WASHINGTON — On Monday, April 25, The Public Interest passed away at the ripe old age — for a quarterly journal of public policy — of 40. It was a peaceful death, almost serene. Irving Kristol, co- founder and co-editor throughout its life, presided at the interment, a small dinner of past contributors and friends of the magazine.

He presided the same way that he presided over the magazine’s life: with self-deprecation, sobriety and no fanfare. Magazines are not meant to live forever, said Kristol. New generations bring new ideas, and besides, the very idea of a quarterly magazine might no longer have a place in a time of such ferociously fast information flow. They had a good run.

Kristol was being characteristically modest. For 40 years, The Public Interest has been perhaps the finest scholarly magazine in America, and, in relation to its small and exclusive circulation, surely the most influential. Heavy on empirical data, short on polemics, and always lively, it challenged conventional wisdom on all the great domestic issues of our time: welfare, crime, dependency, automation, poverty, inequality, pornography and more.

It gathered around it a remarkable constellation of writers. The cover of the first issue, reprinted in the current and last issue, features articles by Kristol, Daniel Patrick Moynihan, Robert Solow (future Nobel Prize winner in economics), Jacques Barzun, Daniel Bell and Nathan Glazer. By the third issue they had added Milton Friedman, James Q. Wilson and Peter Drucker. For 40 years, an all- star team of social thinkers tilted at windmills and, unlike most brainy journals, knocked them down. The magazine’s increasingly neoconservative bent over the years quietly shaped, and then came to dominate, political discourse in America.

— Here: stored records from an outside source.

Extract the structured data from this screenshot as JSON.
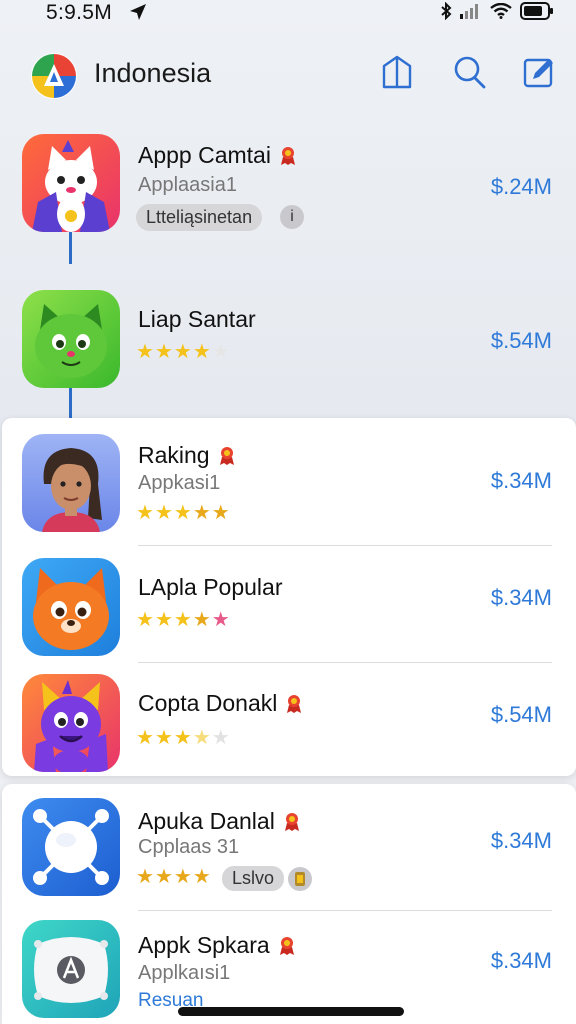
{
  "status": {
    "time": "5:9.5M"
  },
  "header": {
    "title": "Indonesia"
  },
  "colors": {
    "accent": "#2f7ad8",
    "star": "#f4c21b",
    "badge": "#e8432f"
  },
  "apps": [
    {
      "name": "Appp Camtai",
      "subtitle": "Applaasia1",
      "tag": "Ltteliąsinetan",
      "info": "i",
      "price": "$.24M",
      "rating_stars": 0
    },
    {
      "name": "Liap Santar",
      "price": "$.54M",
      "rating_stars": 4
    },
    {
      "name": "Raking",
      "subtitle": "Appkasi1",
      "price": "$.34M",
      "rating_stars": 5
    },
    {
      "name": "LApla Popular",
      "price": "$.34M",
      "rating_stars": 5
    },
    {
      "name": "Copta Donakl",
      "price": "$.54M",
      "rating_stars": 3.5
    },
    {
      "name": "Apuka Danlal",
      "subtitle": "Cpplaas 31",
      "tag": "Lslvo",
      "price": "$.34M",
      "rating_stars": 4
    },
    {
      "name": "Appk Spkara",
      "subtitle": "Applkaısi1",
      "link": "Resuan",
      "price": "$.34M"
    }
  ]
}
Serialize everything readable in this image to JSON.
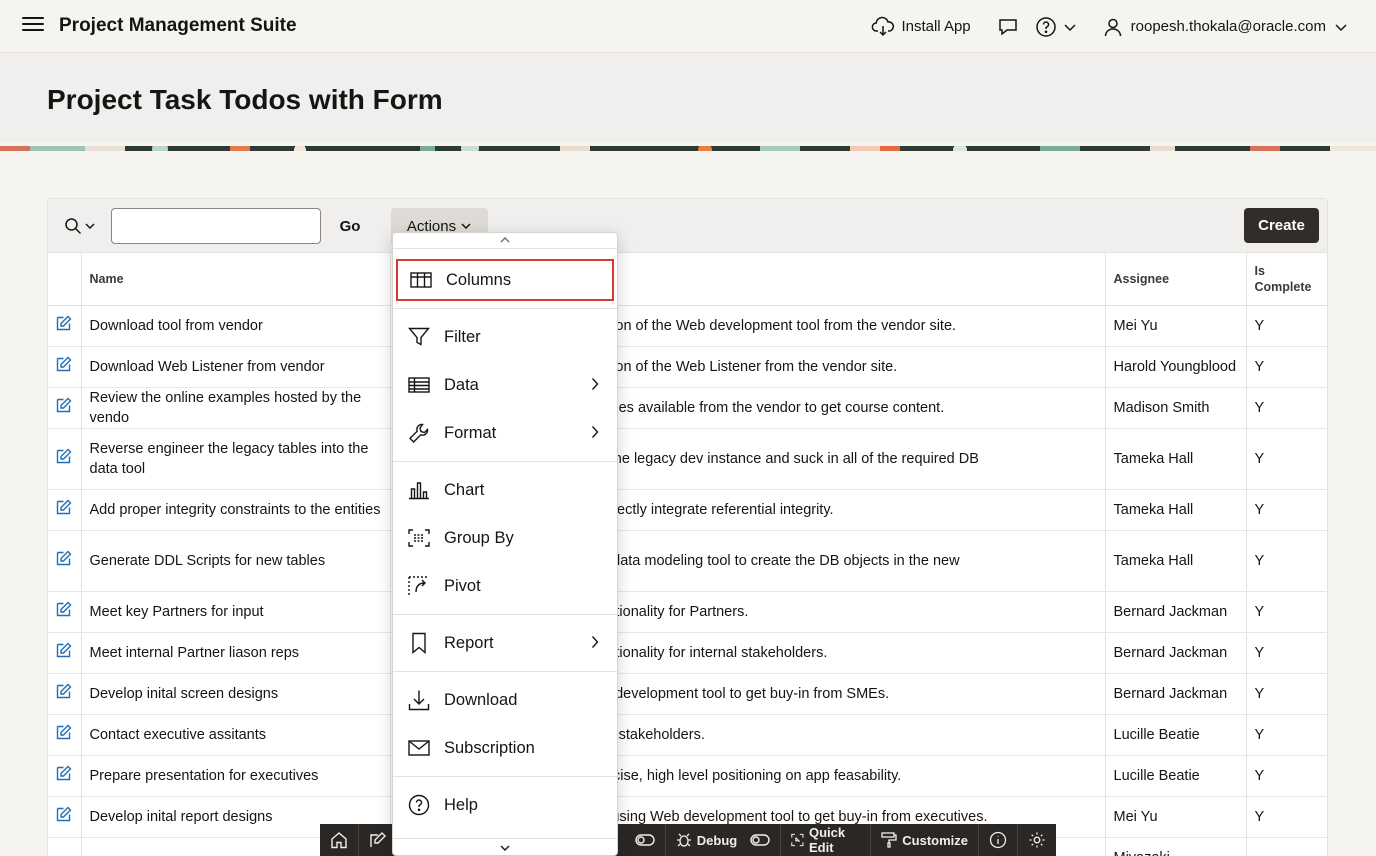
{
  "header": {
    "app_title": "Project Management Suite",
    "install_app": "Install App",
    "user": "roopesh.thokala@oracle.com"
  },
  "page": {
    "title": "Project Task Todos with Form"
  },
  "toolbar": {
    "search_value": "",
    "go_label": "Go",
    "actions_label": "Actions",
    "create_label": "Create"
  },
  "table": {
    "columns": [
      "Name",
      "Assignee",
      "Is Complete"
    ],
    "rows": [
      {
        "name": "Download tool from vendor",
        "description": "available version of the Web development tool from the vendor site.",
        "assignee": "Mei Yu",
        "complete": "Y"
      },
      {
        "name": "Download Web Listener from vendor",
        "description": "available version of the Web Listener from the vendor site.",
        "assignee": "Harold Youngblood",
        "complete": "Y"
      },
      {
        "name": "Review the online examples hosted by the vendo",
        "description": "nerous examples available from the vendor to get course content.",
        "assignee": "Madison Smith",
        "complete": "Y"
      },
      {
        "name": "Reverse engineer the legacy tables into the data tool",
        "description": "deling tool to the legacy dev instance and suck in all of the required DB",
        "assignee": "Tameka Hall",
        "complete": "Y"
      },
      {
        "name": "Add proper integrity constraints to the entities",
        "description": "needed to correctly integrate referential integrity.",
        "assignee": "Tameka Hall",
        "complete": "Y"
      },
      {
        "name": "Generate DDL Scripts for new tables",
        "description": "ripts from the data modeling tool to create the DB objects in the new",
        "assignee": "Tameka Hall",
        "complete": "Y"
      },
      {
        "name": "Meet key Partners for input",
        "description": "important functionality for Partners.",
        "assignee": "Bernard Jackman",
        "complete": "Y"
      },
      {
        "name": "Meet internal Partner liason reps",
        "description": "important functionality for internal stakeholders.",
        "assignee": "Bernard Jackman",
        "complete": "Y"
      },
      {
        "name": "Develop inital screen designs",
        "description": "ns using Web development tool to get buy-in from SMEs.",
        "assignee": "Bernard Jackman",
        "complete": "Y"
      },
      {
        "name": "Contact executive assitants",
        "description": "led for the key stakeholders.",
        "assignee": "Lucille Beatie",
        "complete": "Y"
      },
      {
        "name": "Prepare presentation for executives",
        "description": "delivering concise, high level positioning on app feasability.",
        "assignee": "Lucille Beatie",
        "complete": "Y"
      },
      {
        "name": "Develop inital report designs",
        "description": "oard screens using Web development tool to get buy-in from executives.",
        "assignee": "Mei Yu",
        "complete": "Y"
      },
      {
        "name": "",
        "description": "",
        "assignee": "Miyazaki",
        "complete": ""
      }
    ]
  },
  "actions_menu": {
    "items": [
      "Columns",
      "Filter",
      "Data",
      "Format",
      "Chart",
      "Group By",
      "Pivot",
      "Report",
      "Download",
      "Subscription",
      "Help"
    ]
  },
  "devbar": {
    "items": [
      "Debug",
      "Quick Edit",
      "Customize"
    ]
  }
}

This was due to many people, but above all to its guiding editor. Kristol’s influence and intellect and importance to the political history of our time are well known. The most remarkable and least known thing about him, however, is his temperament. He is a man of unique equanimity. His preternaturally even temperament betrays not a hint of angst, bitterness or anguish. He is not a happy warrior, just a calm and confident one; not Hubert Humphrey but Cool Hand Luke.

This makes him unusual among conservatives because conservatives tend to believe that the world is going to hell, and that tends to make them grumpy. But not Kristol. Both on the field of battle and off, he always retains a serenity and grace that express themselves in a courtliness and a quiet (yet devastating) humor.

His longtime friend and co-editor, Nathan Glazer, once wrote a piece about Irving called “A Man Without Footnotes.” I call him a man without rancor. I can think of only one other conservative with such an exceptional temperament: Ronald Reagan. Reagan was truly that political oxymoron, a conservative optimist. But most critics thought he was an optimist because he just did not know better — James Baker had not briefed him on just how bad things were. Kristol knows how bad things can be, but he never — never — descends into despair or recrimination. When everyone else is headed for the bunkers, he keeps his head, his good will and his humor.

The main difference from Reagan is that Kristol is not an optimist. He does not believe in the onward and upward ascent of the human spirit. But he does believe that there is enough good spirit in ordinary human nature to get us to where we have to go anyway, so long as the illusions and delusions of the intellectuals are plainly exposed and avoided.

That is what he did not only in his enormously influential essays on everything from the Cold War to censorship, from supply-side economics to religion, but also as founder and editor of The Public Interest and later its foreign policy counterpart, The National Interest. His magazines cultivated not only new ideas but an entire generation of editors, writers and scholars.

Which is why Kristol has earned, often from unfriendly sources, the title of godfather of neoconservatism. He has been compared to many people besides Don Corleone, but until Monday night never to Ted Williams. My contribution to the gathering was to note that Williams hit a home run in his last time at bat, then quietly walked off the playing field. Very few leave the arena at the top of their game. That is what happened Monday night to The Public Interest — with the equanimity and grace so characteristic of its longtime editor and founder.